Są wyroki dla nastoletnich morderców staruszki
Sąd Okręgowy w Kielcach skazał 18-latka i jego rówieśniczkę na karę 15 lat więzienia za zamordowanie 84-letniej kobiety. Wobec ich 17-letniego wspólnika sąd orzekł pobyt w zakładzie poprawczym. Prokurator żądał dla wszystkich oskarżonych kary 25 lat pozbawienia wolności. Wyrok jest nieprawomocny.
Do zabójstwa doszło w lutym 2007 roku w Wąchocku (Świętokrzyskie). Chłopak i dziewczyna, którzy mieli wówczas po 17 lat oraz ich 16-letni kolega wtargnęli do domu staruszki w celach rabunkowych. Przewrócili kobietę, dziewczyna próbowała jej wstrzyknąć denaturat, a potem ze swoim rówieśnikiem biła ofiarę metalową szyną po głowie. Gdy staruszka straciła przytomność, napastnicy przeszukali mieszkanie i zrabowali dwa złote, butelkę koniaku oraz srebrny pierścionek.
Według biegłego, obrażenia zadane kobiecie wskazują na to, że mogła żyć, gdyby szybko udzielono jej pomocy.
Najmłodszemu z oskarżonych, ze względu na wiek, sąd nie wymierzył kary z Kodeksu karnego, ale umieścił go w zakładzie poprawczym.
W uzasadnieniu wyroku przewodniczący składu orzekającego Paweł Anczykowski powiedział, że rola chłopaka w zdarzeniu była najmniejsza - podporządkował się starszym kolegom.
Wobec starszych oskarżonych sąd zastosował instytucję nadzwyczajnego złagodzenia kary, uwzględniając okoliczności łagodzące: młody wiek, niekaralność i "pozytywne sylwetki społeczne".

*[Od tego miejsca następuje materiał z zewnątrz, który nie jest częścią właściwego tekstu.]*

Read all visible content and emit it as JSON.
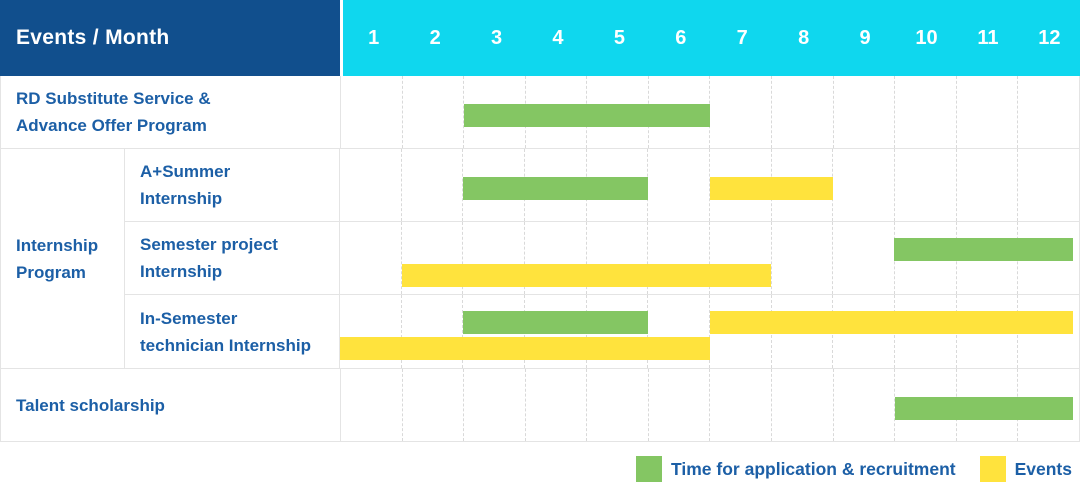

Według Anczykowskiego, oskarżeni w miarę dobrze uczyli się w liceum i technikum, odznaczają się inteligencją powyżej przeciętnej, nie pochodzą z "nizin społecznych", nie byli pod wpływem narkotyków czy alkoholu. Jego zdaniem, nie są to osoby, jakie zwykle się w takich sprawach spotyka. Na korzyść wszystkich oskarżonych sąd uwzględnił również to, że od razu się przyznali.
Córka zamordowanej kobiety nie była usatysfakcjonowana wyrokiem. Jej zdaniem, oskarżeni są zdemoralizowani.